井上晴哉がサヨナラ打で流した涙 専門家が感じたロッテの思いの強さと危機感

サヨナラ打を放ったロッテ・井上晴哉【画像:パーソル パ・リーグTV】
サヨナラ打を放ったロッテ・井上晴哉【画像:パーソル パ・リーグTV】

2連敗中のロッテが迎えた天敵・楽天、藪恵壹氏「チーム内に危機感あったと思う」

■ロッテ 4-3 楽天(13日・ZOZOマリン)

 ロッテは13日、本拠地での楽天戦に4-3で劇的なサヨナラ勝利を収めた。序盤は楽天の先発・則本昂大に打線が抑え込まれ、5回まで中村奨吾の2安打のみ。だが、6回から1点ずつ返して8回に同点に追いつくと、9回1死一塁から井上晴哉が中堅へ二塁打を運ぶと、一塁走者だった福田秀平が快足を飛ばしてサヨナラのホームを踏んだ。

 歓喜の後、ベンチ前に整列して本拠地ファンに一礼した時、井上の目には涙が溢れた。ヒーローインタビューでも、こみ上げる涙で言葉を詰まらせながら「期待に応えられなくて。どうしても打ちたかったんで何とかしました」と素直な気持ちを吐露した。阪神OBで元メジャーリーガーの藪恵壹氏は、井上が見せた涙にこそ、ロッテのこの日に懸ける思いの強さが溢れていたと見る。

「2位のロッテは、直前に戦った首位ソフトバンク3連戦で初戦に勝ったものの2連敗で、ゲーム差を広げて本拠地に戻ってきました。振り向けば、3位の楽天は5ゲーム差にいる。そして、この日まで今季楽天には6勝12敗と大きく負け越し。チームの中には『今日負けたら危ない』という危機感があったと思います」

 負ければソフトバンクとは3ゲーム差に広がり、楽天には4ゲーム差に迫られる可能性があった。2連敗の流れを断ち切り、優勝争いに踏みとどまるためには、この日の勝利は必須だった。

 だが、試合は先発の石川歩が2回までに3失点と終始追う展開で、打線は則本を攻略できず。

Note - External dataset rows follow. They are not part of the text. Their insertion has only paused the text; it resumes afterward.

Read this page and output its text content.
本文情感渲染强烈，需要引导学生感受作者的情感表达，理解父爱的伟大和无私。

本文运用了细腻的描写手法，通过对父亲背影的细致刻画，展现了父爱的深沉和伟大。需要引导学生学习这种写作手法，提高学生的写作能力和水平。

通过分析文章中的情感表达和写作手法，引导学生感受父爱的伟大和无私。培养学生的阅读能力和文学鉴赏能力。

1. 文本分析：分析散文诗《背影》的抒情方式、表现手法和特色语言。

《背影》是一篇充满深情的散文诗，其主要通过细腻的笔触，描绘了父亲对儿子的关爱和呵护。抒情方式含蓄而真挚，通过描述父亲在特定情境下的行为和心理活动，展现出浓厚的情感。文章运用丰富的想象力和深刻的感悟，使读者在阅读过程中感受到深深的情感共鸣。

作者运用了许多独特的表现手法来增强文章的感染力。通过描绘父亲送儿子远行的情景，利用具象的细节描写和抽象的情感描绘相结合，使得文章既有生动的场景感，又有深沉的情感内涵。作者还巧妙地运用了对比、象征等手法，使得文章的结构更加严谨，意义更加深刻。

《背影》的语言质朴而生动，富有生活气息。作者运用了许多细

中村が2回に中前打、5回に左翼二塁打と気を吐いたが、後が続かずに得点できなかった。そして、この2度のチャンスを生かし切れなかった打者の1人が井上だった。

 2回2死一塁の第1打席では右翼へのフライに倒れ、5回1死三塁の絶好機では空振り三振。今季から4番を安田尚憲に譲り、クリーンナップを外れることが多くなった井上は、この日も7番を打っていたが、思うような成績を残せない悔しさもあったのだろうか。藪氏は「思うところがあったんでしょう」と井上の心中を思い図る。

 8回に楽天バッテリーのミスに乗じて同点に追いついたロッテは、9回に守護神の益田直也を投入。2死から四球を出したものの無失点に抑えた。

「セーブシチュエーションではなくても、同点でも、9回は俺の回だと意識しているんでしょう。益田投手がきっちり抑えて、上手く攻撃に流れを繋ぎましたね。延長になれば、澤村(拓一)投手を投入する予定だったんだろうと思いますが、最高の形になりました」

 9回裏、1死から福田秀が出塁すると、「どうしても打ちたかった」という井上の気迫がサヨナラ二塁打を生み出した。

 追いかけるソフトバンクがなかなか負けないだけに、ロッテは必死で食い下がって行くしかない。藪氏も「まだ油断はできませんよ」と指摘するように、この楽天3連戦は3連勝、少なくとも2勝1敗でいかなければ、逆転優勝は遠のくだろう。

 14日の第2戦には、新加入した元中日でメジャーでも活躍したチェン・ウェイン投手が先発マウンドに上がる。井上が涙ながらに引き寄せたサヨナラ勝利の勢いを繋いでいきたい。